Le cadran, quant à lui, reprend globalement bien l’esprit d’origine et heureusement car, avec la lunette, il concentre l’essentiel de ce qui fait la personnalité de la montre. On retrouve donc les énormes chiffres à 3, 6, 9 et 12 heures, les index bâtons et la discrète minuterie en périphérie. Discrets aussi, les fins traits rouges implantés le long du bord extérieur des index servent-ils à justifier l’extrémité rouge de la trotteuse ou est-ce l’inverse ? À moins qu’il s’agisse d’un clin d’œil malicieux à la Blancpain Barracuda ? Who knows…

Dévoilé ci-dessous, il présente en tout cas un aspect très flatteur, du noir poudré légèrement satiné au grain du Super-Luminova teinté old radium en passant par l’adoption d’un cadran « sandwich », une vieille spécialité de Panerai. Selon cette technique, les découpes pratiquées dans le cadran font apparaître une seconde platine qui permet ici de mettre en valeur, en retrait, les index géométriques. L’effet « 3D » qui en résulte apporte une incontestable touche de modernité. Plus discutable, à mon sens, est le choix d’avoir peint les écritures de la même couleur que les index. Des écritures blanches ou gilt — et moins grasses pour Eska et AMPHIBIAN — auraient été plus subtiles.

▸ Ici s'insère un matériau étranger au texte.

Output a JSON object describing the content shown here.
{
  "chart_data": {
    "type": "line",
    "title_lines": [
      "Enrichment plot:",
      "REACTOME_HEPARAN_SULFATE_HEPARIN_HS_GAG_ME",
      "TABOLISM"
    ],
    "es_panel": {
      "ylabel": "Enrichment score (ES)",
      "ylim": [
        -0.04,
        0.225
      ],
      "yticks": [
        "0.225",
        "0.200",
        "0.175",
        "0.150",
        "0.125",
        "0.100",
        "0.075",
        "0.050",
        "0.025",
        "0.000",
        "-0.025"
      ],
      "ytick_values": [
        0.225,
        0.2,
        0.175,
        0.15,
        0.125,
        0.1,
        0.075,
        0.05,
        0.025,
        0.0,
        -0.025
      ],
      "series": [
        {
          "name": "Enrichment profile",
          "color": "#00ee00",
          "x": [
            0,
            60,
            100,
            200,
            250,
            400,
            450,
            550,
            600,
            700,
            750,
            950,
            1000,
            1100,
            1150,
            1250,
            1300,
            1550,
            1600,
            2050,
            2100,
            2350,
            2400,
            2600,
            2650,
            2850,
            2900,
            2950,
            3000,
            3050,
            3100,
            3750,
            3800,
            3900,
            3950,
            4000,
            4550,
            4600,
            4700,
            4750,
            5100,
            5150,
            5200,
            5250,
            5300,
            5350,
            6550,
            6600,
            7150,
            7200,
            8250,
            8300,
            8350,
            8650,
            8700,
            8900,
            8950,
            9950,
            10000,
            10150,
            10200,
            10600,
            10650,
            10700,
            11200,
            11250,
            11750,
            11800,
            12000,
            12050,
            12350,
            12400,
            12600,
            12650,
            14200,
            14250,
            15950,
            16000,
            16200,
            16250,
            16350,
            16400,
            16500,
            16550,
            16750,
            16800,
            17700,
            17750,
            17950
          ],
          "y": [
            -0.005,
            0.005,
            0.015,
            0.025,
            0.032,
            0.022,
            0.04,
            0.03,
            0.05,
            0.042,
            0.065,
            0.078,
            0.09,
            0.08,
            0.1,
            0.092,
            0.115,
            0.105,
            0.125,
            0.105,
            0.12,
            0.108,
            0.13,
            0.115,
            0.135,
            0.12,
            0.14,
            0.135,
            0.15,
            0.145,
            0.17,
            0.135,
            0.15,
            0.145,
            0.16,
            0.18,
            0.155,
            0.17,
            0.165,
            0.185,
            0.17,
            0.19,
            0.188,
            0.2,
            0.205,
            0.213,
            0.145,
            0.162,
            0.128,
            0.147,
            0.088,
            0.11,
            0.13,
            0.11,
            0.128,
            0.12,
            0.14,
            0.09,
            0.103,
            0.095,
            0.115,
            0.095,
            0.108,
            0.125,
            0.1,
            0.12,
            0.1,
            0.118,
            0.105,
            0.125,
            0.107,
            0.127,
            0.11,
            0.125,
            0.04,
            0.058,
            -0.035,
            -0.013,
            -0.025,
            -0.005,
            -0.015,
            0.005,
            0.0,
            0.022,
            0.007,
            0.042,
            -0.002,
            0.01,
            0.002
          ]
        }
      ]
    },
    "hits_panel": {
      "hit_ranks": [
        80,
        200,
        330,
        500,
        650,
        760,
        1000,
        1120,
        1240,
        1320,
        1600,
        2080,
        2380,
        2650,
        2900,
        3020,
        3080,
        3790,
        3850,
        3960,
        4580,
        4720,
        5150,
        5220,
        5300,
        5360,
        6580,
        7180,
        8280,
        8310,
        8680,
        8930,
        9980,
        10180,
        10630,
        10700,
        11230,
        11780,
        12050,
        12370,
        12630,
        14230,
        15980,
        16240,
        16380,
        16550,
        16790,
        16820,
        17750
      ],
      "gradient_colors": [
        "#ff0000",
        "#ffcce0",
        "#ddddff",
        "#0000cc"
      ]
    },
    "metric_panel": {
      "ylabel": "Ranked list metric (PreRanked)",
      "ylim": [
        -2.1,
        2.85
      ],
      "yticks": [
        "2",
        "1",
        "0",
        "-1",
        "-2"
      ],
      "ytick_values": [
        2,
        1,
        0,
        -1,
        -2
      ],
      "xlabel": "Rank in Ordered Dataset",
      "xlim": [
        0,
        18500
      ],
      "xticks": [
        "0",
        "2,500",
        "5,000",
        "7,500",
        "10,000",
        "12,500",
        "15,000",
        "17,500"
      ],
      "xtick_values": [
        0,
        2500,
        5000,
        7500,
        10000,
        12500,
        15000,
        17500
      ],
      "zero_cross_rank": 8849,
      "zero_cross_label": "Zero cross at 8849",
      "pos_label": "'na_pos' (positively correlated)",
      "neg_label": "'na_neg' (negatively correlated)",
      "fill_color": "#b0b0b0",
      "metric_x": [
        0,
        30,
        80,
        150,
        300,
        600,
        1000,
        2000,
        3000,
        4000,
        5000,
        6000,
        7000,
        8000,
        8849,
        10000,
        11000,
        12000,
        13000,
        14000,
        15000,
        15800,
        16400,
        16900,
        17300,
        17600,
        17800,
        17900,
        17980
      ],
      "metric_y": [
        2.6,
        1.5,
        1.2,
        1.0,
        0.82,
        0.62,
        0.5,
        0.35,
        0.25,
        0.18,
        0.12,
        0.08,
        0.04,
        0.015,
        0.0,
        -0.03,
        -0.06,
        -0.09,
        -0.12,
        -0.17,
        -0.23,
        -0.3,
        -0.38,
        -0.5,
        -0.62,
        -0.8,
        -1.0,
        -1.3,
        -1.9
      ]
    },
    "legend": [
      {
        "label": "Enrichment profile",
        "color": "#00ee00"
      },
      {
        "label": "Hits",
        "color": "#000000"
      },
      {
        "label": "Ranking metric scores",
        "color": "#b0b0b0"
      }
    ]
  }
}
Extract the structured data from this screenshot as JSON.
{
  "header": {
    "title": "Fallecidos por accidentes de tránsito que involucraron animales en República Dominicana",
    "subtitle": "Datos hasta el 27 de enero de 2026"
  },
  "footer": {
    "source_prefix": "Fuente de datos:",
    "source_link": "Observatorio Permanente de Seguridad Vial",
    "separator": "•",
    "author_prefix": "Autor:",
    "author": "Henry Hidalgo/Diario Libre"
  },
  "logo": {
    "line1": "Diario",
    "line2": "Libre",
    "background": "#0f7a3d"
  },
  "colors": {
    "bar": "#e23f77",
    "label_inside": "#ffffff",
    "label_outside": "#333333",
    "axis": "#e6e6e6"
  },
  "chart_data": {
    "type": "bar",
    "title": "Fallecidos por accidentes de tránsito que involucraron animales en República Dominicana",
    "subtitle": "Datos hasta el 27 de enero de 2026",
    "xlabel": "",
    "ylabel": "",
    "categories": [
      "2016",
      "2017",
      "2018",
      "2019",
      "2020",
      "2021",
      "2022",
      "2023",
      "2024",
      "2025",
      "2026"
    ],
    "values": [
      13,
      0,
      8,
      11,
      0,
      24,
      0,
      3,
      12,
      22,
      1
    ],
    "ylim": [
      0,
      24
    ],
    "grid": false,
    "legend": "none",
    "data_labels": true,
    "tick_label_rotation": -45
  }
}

On aboutit en effet à ce paradoxe que, malgré le choix du cadran sandwich, petite complication technique qui n’était peut-être pas nécessaire, on a l’impression que toutes les informations paraissent sur le même plan. C’est dommage.

Les puristes regretteront également de ne pas trouver de cadran laqué comme à l’époque… même s’il faut garder à l’esprit qu’on a affaire moins à une réédition qu’à une réinterprétation. Tel est d’ailleurs le discours de la marque, qui parle d’un « modèle mythique des années 60 revisité aux goûts du jour » et dit avoir veillé à « garder les détails emblématiques de cette légende en l’agrémentant des technologies modernes ».

Le mouvement

Au chapitre des prises de distance avec l’Amphibian 600, il en est enfin une, ô combien emblématique, que le cadran trahit aussi et que le puriste peinera plus encore à pardonner : l’absence de réserve de marche. Si la 600 avait une spécificité véritablement originale et même absolument unique parmi les montres de plongée primitives, c’était bien cette fonctionnalité qu’apportait le calibre AS 1382 N. Ici, point d’indicateur à 12 heures car la nouvelle Eska est animée par un mouvement japonais standard, le très modique Seiko NH38 (automatique, sans date, 24 rubis, 21 600 A/m, 41 heures de réserve de marche, précis à -20/+40 » par jour). Choix indigne pour les uns, choix de raison pour les promoteurs du projet… le débat est ouvert, à la lumière d’un autre élément de discussion : le prix !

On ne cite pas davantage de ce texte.